Speeding violations can result in fines, penalty points on a driving licence, increased insurance premiums, and in extreme scenarios, the loss of your licence. However, drivers who exceed the speed limit may have an alternative option available to them: the speed awareness course. Given the recent prominence of speed awareness courses in the news, we aim to shed light on these courses, when it is an option, and the pros and cons associated with choosing one over receiving penalty points.

What is a speed awareness course and when is it available?

A speed awareness course is an educational program designed to raise awareness about the dangers of excessive speed and promote responsible driving behaviour. The course is typically offered as an alternative to receiving penalty points on a driving licence for minor speeding offences. Eligibility for a speed awareness course is at the discretion of the police and may vary depending on the severity of the offence and local policies.

Eligibility criteria usually require that the driver’s speed falls within a certain range, and the offence must not involve other serious violations. Additionally, drivers must not have attended a speed awareness course within the past three years.

What happens on a speed awareness course?

Speed awareness courses are generally conducted by independent organisations or local authorities and are delivered in a classroom or online setting. The courses are designed to be informative, interactive, and engaging. They normally cover topics such as the risks associated with speeding, the consequences for road users and communities, and strategies to promote safer driving habits.

Trained instructors facilitate discussions, presentations, and group activities to encourage participants to reflect on their driving habits and attitudes. Participants may also be shown videos, engage in case studies, and discuss real-life scenarios. The courses aim to provide drivers with the knowledge and skills to make better choices on the road and reduce the likelihood of future speeding offences.

What happens if you do not take or cannot take the course?

If a driver chooses not to take the speed awareness course or does not meet the eligibility criteria, the typical consequence for a speeding offence is the issuance of penalty points on their driving licence and a fine. The number of points varies depending on the severity of the offence, but it usually ranges from 3 to 6 points. Accumulating a certain number of points within a specified period can lead to further penalties, such as licence suspension or revocation. Additionally, the minimum speeding penalty fine is £100.

Failing to complete the speed awareness course when it is offered as an alternative may also result in the driver facing the full consequences of their offence, including the fines, points, and potential increases in insurance premiums all mentioned above.

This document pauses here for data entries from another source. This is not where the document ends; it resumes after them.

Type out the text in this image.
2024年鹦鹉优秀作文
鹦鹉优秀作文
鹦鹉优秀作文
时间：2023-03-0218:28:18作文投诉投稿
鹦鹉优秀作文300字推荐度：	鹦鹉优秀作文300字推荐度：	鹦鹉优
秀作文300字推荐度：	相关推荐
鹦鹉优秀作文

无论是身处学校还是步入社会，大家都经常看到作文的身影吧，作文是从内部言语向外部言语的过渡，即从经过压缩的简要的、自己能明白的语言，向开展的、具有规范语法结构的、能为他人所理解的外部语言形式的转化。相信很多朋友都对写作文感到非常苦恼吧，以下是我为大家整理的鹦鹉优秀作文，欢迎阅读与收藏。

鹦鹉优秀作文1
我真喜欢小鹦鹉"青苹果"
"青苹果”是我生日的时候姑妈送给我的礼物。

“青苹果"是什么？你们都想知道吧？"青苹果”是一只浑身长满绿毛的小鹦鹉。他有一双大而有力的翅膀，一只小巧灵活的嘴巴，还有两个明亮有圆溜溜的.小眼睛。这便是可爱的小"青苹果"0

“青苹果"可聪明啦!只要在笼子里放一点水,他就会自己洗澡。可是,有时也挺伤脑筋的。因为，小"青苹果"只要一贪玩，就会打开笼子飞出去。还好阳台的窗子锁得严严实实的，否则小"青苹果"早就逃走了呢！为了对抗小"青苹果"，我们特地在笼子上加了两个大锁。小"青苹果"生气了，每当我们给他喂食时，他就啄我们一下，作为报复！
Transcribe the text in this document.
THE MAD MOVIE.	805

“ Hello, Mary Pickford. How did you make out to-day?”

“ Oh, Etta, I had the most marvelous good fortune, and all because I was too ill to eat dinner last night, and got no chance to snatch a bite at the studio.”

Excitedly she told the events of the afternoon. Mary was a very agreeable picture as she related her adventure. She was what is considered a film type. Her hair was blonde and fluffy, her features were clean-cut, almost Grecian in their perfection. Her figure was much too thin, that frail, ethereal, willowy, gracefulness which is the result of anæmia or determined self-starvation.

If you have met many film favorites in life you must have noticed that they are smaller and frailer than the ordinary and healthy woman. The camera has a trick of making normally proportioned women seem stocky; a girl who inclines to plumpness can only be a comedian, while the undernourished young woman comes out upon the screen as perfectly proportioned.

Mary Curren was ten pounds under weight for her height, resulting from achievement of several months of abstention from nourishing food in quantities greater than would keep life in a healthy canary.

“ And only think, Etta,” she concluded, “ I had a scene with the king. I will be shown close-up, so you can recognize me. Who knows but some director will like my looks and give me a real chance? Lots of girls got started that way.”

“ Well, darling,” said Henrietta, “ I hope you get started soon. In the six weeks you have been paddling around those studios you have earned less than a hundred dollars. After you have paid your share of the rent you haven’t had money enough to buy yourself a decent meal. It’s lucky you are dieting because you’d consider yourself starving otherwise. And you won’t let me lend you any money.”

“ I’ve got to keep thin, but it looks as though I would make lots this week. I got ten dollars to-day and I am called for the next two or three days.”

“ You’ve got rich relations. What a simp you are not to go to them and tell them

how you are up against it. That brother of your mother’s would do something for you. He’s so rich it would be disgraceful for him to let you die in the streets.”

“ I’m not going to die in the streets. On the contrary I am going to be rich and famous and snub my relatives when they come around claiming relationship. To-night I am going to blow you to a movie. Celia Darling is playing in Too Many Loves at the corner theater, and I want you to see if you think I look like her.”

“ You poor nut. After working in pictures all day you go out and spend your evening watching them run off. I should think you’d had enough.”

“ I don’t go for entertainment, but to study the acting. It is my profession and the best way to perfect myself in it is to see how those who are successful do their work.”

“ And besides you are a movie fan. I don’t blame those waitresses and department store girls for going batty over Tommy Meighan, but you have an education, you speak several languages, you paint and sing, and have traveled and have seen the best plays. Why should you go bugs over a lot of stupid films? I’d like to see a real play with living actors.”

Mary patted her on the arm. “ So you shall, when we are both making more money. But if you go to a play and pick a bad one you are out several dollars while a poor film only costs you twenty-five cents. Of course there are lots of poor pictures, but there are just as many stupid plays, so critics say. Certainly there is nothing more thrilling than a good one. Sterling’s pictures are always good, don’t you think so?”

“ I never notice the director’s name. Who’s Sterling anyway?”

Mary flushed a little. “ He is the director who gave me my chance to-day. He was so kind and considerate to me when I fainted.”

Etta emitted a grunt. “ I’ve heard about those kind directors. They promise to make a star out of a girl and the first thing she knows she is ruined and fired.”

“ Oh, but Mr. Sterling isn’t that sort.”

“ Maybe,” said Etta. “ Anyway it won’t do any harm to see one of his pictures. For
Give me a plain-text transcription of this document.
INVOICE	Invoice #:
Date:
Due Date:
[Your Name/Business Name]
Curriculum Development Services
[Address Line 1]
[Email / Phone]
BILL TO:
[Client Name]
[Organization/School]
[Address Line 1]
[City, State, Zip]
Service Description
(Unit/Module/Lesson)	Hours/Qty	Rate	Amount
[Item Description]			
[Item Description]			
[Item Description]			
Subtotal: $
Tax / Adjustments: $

The pros and cons – reasons to take a course:

  1. No penalty points: A significant advantage of attending a course is that it allows drivers to avoid receiving penalty points on their licence. This is particularly beneficial for individuals concerned about accumulating points or facing the potential consequences of having points on their licence.
  2. Educational value: Speed awareness courses do provide valuable information and insights into the dangers of speeding. Attending participants can enhance their understanding of road safety, potential hazards, and the importance of responsible driving.
  3. Insurance benefits: Some insurance providers may consider drivers who have attended a speed awareness course as less of a risk, potentially resulting in lower insurance premiums compared to those who receive penalty points.

Reason not to take a course:

  1. Course cost: The courses are not free, and participants are required to pay a fee to attend. The cost varies depending on the organisation delivering the course, but it is generally comparable to the amount of the original fixed penalty notice.
  2. Time commitment: Depending on the course format, attending could mean a few hours or an entire day spent away from work or other commitments.
  3. Limited availability: Not all drivers are eligible for a speed awareness course, as it is offered at the discretion of the police. This means that even if a driver desires to take the course, they may not have the opportunity to do so.

Speed awareness courses offer drivers an alternative to receiving penalty points for minor speeding offences. While the courses have certain advantages, such as avoiding penalty points and enhancing road safety knowledge, they come with associated costs and time commitments. Ultimately, the decision to take a speed awareness course or opt for penalty points rests with the individual driver, taking into consideration their specific circumstances and priorities.